滝壺からすれば数ヶ月ぶり、浜面からすれば六日ぶり、麦野からすれば一日ぶりに聞くその声の主。
「滝壺……それに浜面!?どうなってるんでせうかこれは!!?」
浜面「どうしたはこっちのセリフだウニ頭!どうしてテメエがここにいんだよ!?」
「どうしたもこうしたもアビニョンから帰って来てすぐここに放り込まれたんだけど……」
麦野「……あ」
「そんで病室の空気入れ替えようって窓開けたら麦野が見えてさ……インデックス、オレ点滴台引きずってんだから一人で突っ走んのはやめてくれって」
禁書目録「ついカッとなっちゃったんだよ。反省はしてないかも」
「しろって!」
尖らがった黒髪に中肉中背、角度によっては見れる顔立ちと意外に筋肉質な右腕。
カラカラと点滴台を引きずり、ペタペタとスリッパを鳴らして麦野の背中に歩み寄るその少年。
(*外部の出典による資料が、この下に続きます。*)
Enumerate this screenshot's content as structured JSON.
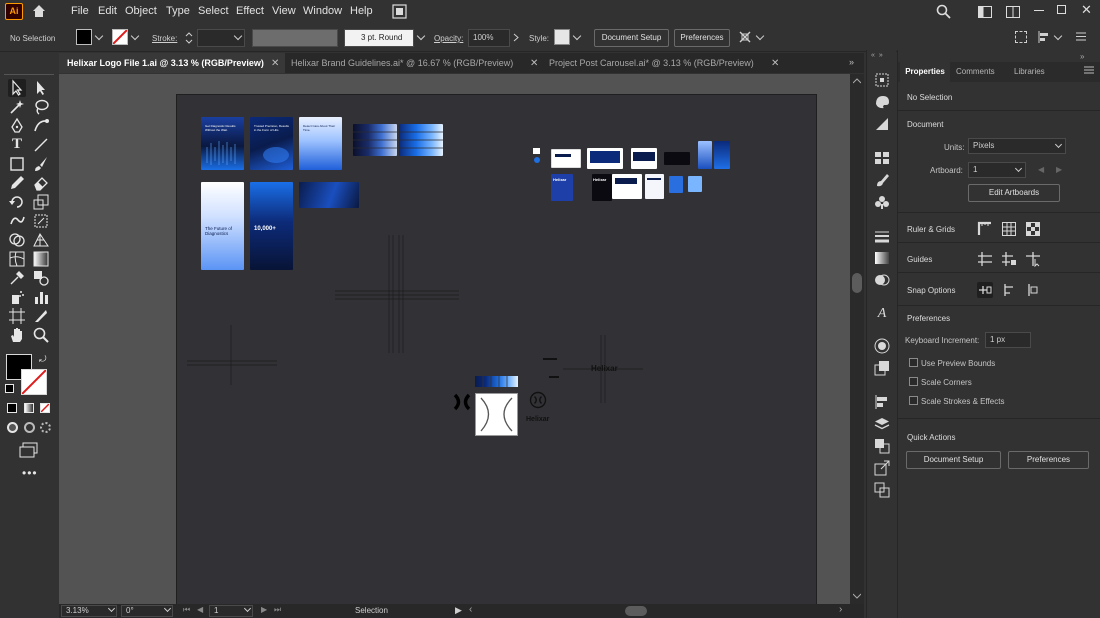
{
  "app": {
    "logo": "Ai"
  },
  "menu": [
    "File",
    "Edit",
    "Object",
    "Type",
    "Select",
    "Effect",
    "View",
    "Window",
    "Help"
  ],
  "control": {
    "selection": "No Selection",
    "stroke_label": "Stroke:",
    "stroke_profile": "3 pt. Round",
    "opacity_label": "Opacity:",
    "opacity_value": "100%",
    "style_label": "Style:",
    "document_setup": "Document Setup",
    "preferences": "Preferences"
  },
  "tabs": [
    {
      "label": "Helixar Logo File 1.ai @ 3.13 % (RGB/Preview)",
      "active": true
    },
    {
      "label": "Helixar Brand Guidelines.ai* @ 16.67 % (RGB/Preview)",
      "active": false
    },
    {
      "label": "Project Post Carousel.ai* @ 3.13 % (RGB/Preview)",
      "active": false
    }
  ],
  "artwork": {
    "posters": [
      "Get Diagnostic Results Without the Wait.",
      "Trusted Precision, Results in the Form of Hits",
      "Detect Care About Their Time.",
      "The Future of Diagnostics",
      "10,000+"
    ],
    "brand_name": "Helixar",
    "wordmark": "Helixar"
  },
  "status": {
    "zoom": "3.13%",
    "rotation": "0°",
    "artboard": "1",
    "tool": "Selection"
  },
  "panel": {
    "tabs": [
      "Properties",
      "Comments",
      "Libraries"
    ],
    "no_selection": "No Selection",
    "document": "Document",
    "units_label": "Units:",
    "units_value": "Pixels",
    "artboard_label": "Artboard:",
    "artboard_value": "1",
    "edit_artboards": "Edit Artboards",
    "ruler_grids": "Ruler & Grids",
    "guides": "Guides",
    "snap_options": "Snap Options",
    "preferences": "Preferences",
    "keyboard_increment_label": "Keyboard Increment:",
    "keyboard_increment_value": "1 px",
    "use_preview_bounds": "Use Preview Bounds",
    "scale_corners": "Scale Corners",
    "scale_strokes": "Scale Strokes & Effects",
    "quick_actions": "Quick Actions",
    "qa_document_setup": "Document Setup",
    "qa_preferences": "Preferences"
  },
  "colors": {
    "accent": "#ff9a00",
    "blue": "#1e6fe0",
    "panel": "#323232"
  }
}
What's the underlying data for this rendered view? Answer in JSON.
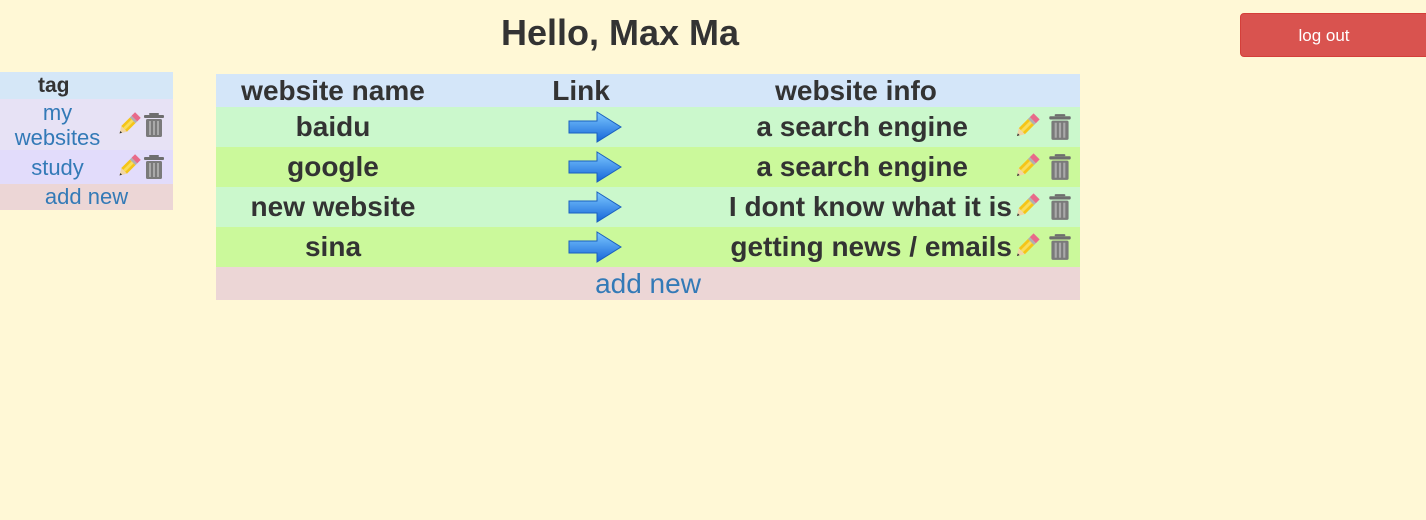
{
  "header": {
    "greeting": "Hello, Max Ma",
    "logout_label": "log out"
  },
  "colors": {
    "background": "#fff8d6",
    "logout": "#d9534f",
    "link": "#337ab7",
    "header_row": "#d4e6f9",
    "row_light": "#cbf8cc",
    "row_dark": "#cbf99b",
    "add_row": "#ecd6d6"
  },
  "tags": {
    "header": "tag",
    "items": [
      {
        "label": "my websites"
      },
      {
        "label": "study"
      }
    ],
    "add_label": "add new"
  },
  "sites": {
    "columns": [
      "website name",
      "Link",
      "website info"
    ],
    "rows": [
      {
        "name": "baidu",
        "info": "a search engine"
      },
      {
        "name": "google",
        "info": "a search engine"
      },
      {
        "name": "new website",
        "info": "I dont know what it is"
      },
      {
        "name": "sina",
        "info": "getting news / emails"
      }
    ],
    "add_label": "add new"
  },
  "icons": {
    "edit": "pencil-icon",
    "delete": "trash-icon",
    "link": "arrow-right-icon"
  }
}
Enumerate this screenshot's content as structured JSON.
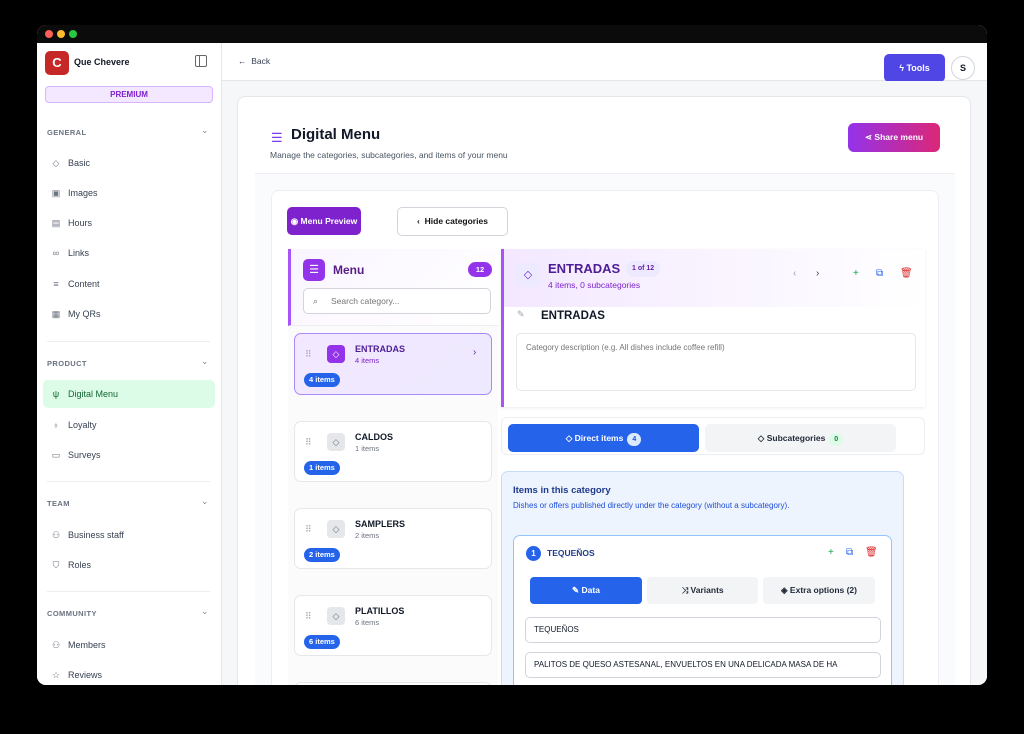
{
  "app": {
    "brand": "Que Chevere",
    "plan": "PREMIUM",
    "logo_letter": "C"
  },
  "sidebar": {
    "sections": [
      {
        "title": "GENERAL",
        "items": [
          {
            "label": "Basic",
            "icon": "tag-icon"
          },
          {
            "label": "Images",
            "icon": "image-icon"
          },
          {
            "label": "Hours",
            "icon": "calendar-icon"
          },
          {
            "label": "Links",
            "icon": "link-icon"
          },
          {
            "label": "Content",
            "icon": "list-icon"
          },
          {
            "label": "My QRs",
            "icon": "qr-icon"
          }
        ]
      },
      {
        "title": "PRODUCT",
        "items": [
          {
            "label": "Digital Menu",
            "icon": "utensils-icon",
            "active": true
          },
          {
            "label": "Loyalty",
            "icon": "award-icon"
          },
          {
            "label": "Surveys",
            "icon": "clipboard-icon"
          }
        ]
      },
      {
        "title": "TEAM",
        "items": [
          {
            "label": "Business staff",
            "icon": "users-cog-icon"
          },
          {
            "label": "Roles",
            "icon": "shield-icon"
          }
        ]
      },
      {
        "title": "COMMUNITY",
        "items": [
          {
            "label": "Members",
            "icon": "users-icon"
          },
          {
            "label": "Reviews",
            "icon": "star-icon"
          }
        ]
      }
    ]
  },
  "topbar": {
    "back": "Back",
    "tools": "Tools",
    "avatar": "S"
  },
  "page": {
    "title": "Digital Menu",
    "subtitle": "Manage the categories, subcategories, and items of your menu",
    "share": "Share menu"
  },
  "toolbar": {
    "preview": "Menu Preview",
    "hide": "Hide categories"
  },
  "menu": {
    "label": "Menu",
    "count": "12",
    "search_placeholder": "Search category..."
  },
  "categories": [
    {
      "name": "ENTRADAS",
      "items": "4 items",
      "badge": "4 items",
      "selected": true
    },
    {
      "name": "CALDOS",
      "items": "1 items",
      "badge": "1 items"
    },
    {
      "name": "SAMPLERS",
      "items": "2 items",
      "badge": "2 items"
    },
    {
      "name": "PLATILLOS",
      "items": "6 items",
      "badge": "6 items"
    }
  ],
  "detail": {
    "name": "ENTRADAS",
    "position": "1 of 12",
    "summary": "4 items, 0 subcategories",
    "name_value": "ENTRADAS",
    "desc_placeholder": "Category description (e.g. All dishes include coffee refill)"
  },
  "tabs": {
    "direct": "Direct items",
    "direct_count": "4",
    "sub": "Subcategories",
    "sub_count": "0"
  },
  "items_section": {
    "title": "Items in this category",
    "subtitle": "Dishes or offers published directly under the category (without a subcategory)."
  },
  "item": {
    "number": "1",
    "name": "TEQUEÑOS",
    "tab_data": "Data",
    "tab_variants": "Variants",
    "tab_extra": "Extra options (2)",
    "field_name": "TEQUEÑOS",
    "field_desc": "PALITOS DE QUESO ASTESANAL, ENVUELTOS EN UNA DELICADA MASA DE HA"
  },
  "colors": {
    "accent_purple": "#9333ea",
    "accent_blue": "#2563eb",
    "tools": "#4f46e5",
    "active_nav": "#dcfce7",
    "logo": "#c62828"
  }
}
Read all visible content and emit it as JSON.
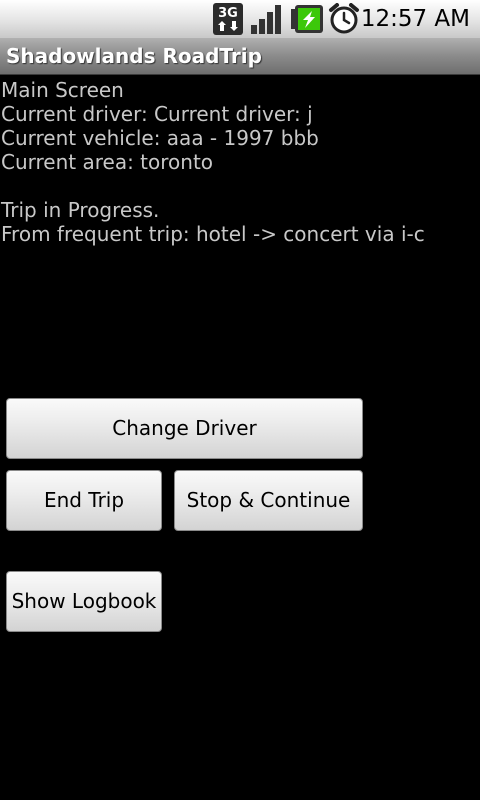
{
  "status_bar": {
    "network_type": "3G",
    "time": "12:57 AM",
    "icons": [
      "3g-data-icon",
      "signal-strength-icon",
      "battery-charging-icon",
      "alarm-clock-icon"
    ]
  },
  "app": {
    "title": "Shadowlands RoadTrip"
  },
  "main": {
    "screen_label": "Main Screen",
    "driver_line": "Current driver: Current driver: j",
    "vehicle_line": "Current vehicle: aaa - 1997 bbb",
    "area_line": "Current area: toronto",
    "trip_status": "Trip in Progress.",
    "trip_detail": "From frequent trip: hotel -> concert via i-c"
  },
  "buttons": {
    "change_driver": "Change Driver",
    "end_trip": "End Trip",
    "stop_continue": "Stop & Continue",
    "show_logbook": "Show Logbook"
  },
  "colors": {
    "background": "#000000",
    "text": "#c8c8c8",
    "title_text": "#ffffff",
    "battery_accent": "#3cc80a"
  }
}
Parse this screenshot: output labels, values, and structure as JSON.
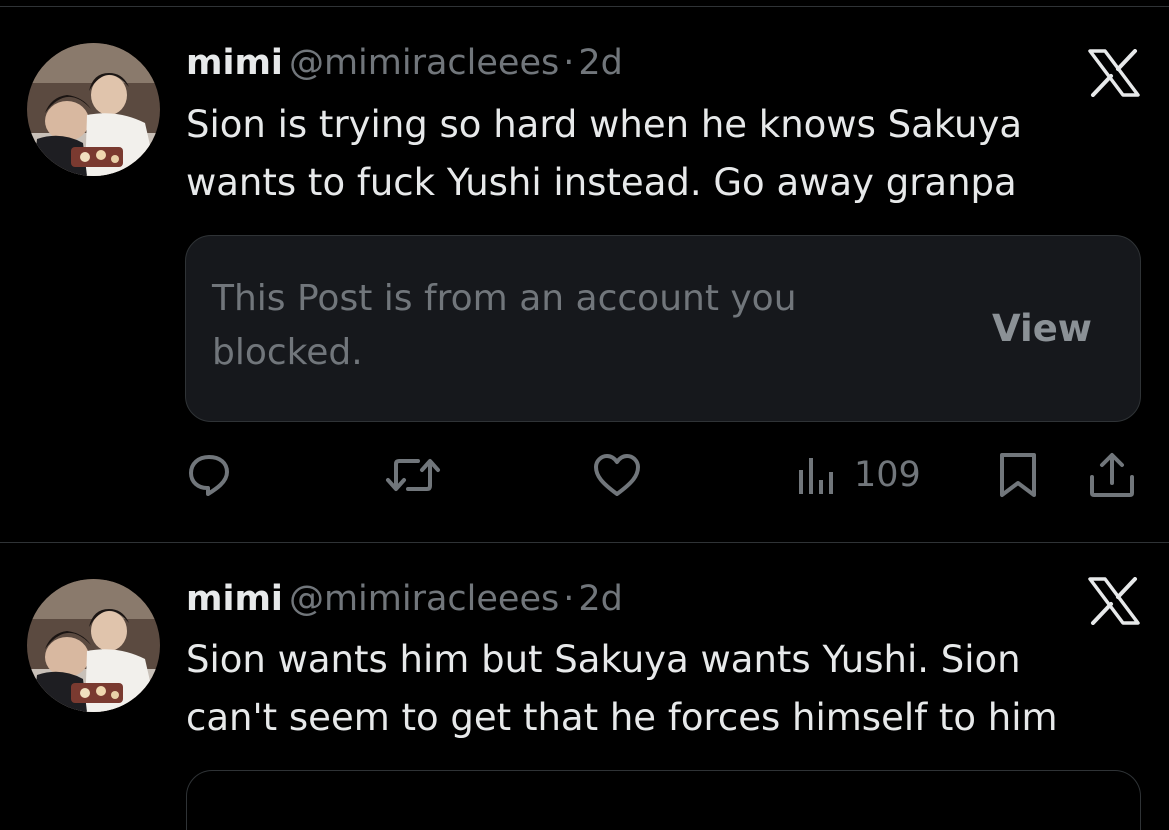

「あーあーこんなに泥だらけにしちまって……血だっていっぱいついてるじゃねえか」
少女が背負ったものは罪と罰と業と命。その細い肩と小さな背中を支える者。
少女の帰る居場所(いえ)の家主にして恋人、半身にして相棒。
インデックスを抱き締める麦野の身体に回される腕。耳元にかかる声。伝わる体温。慣れ親しんだ匂い。
「――よく、帰って来た」
麦野「……うるせえ」
「――よく、頑張った」
麦野「うるせえ」
「――よく、無事でいてくれた」
麦野「うるせえよ!!」
麦野は振り向けない。インデックスの肩口に顔を埋めたまま背中を震わせて叫ぶ。
前の少女を抱き締め後ろの少年に抱かれる。麦野が送ったデュプイのストラップ……プレイリードッグの家族のように。
「あー……悪い。滝壺、浜面。ちょっと外してくれねえか?」
浜面「え、えっと……」
滝壺「うん。行こう、はまづら」
三人を残して立ち去る二人。そう、ここにはもう一人きりで戦う悲しい少女はどこにもいない。
「――人がいると見栄張るもんな、お前」
禁書目録「意地っ張りだからね、しずり」
殻を破り、翼を広げ、巣立ちを迎えて尚……止まり木を持たぬ鳥はいない。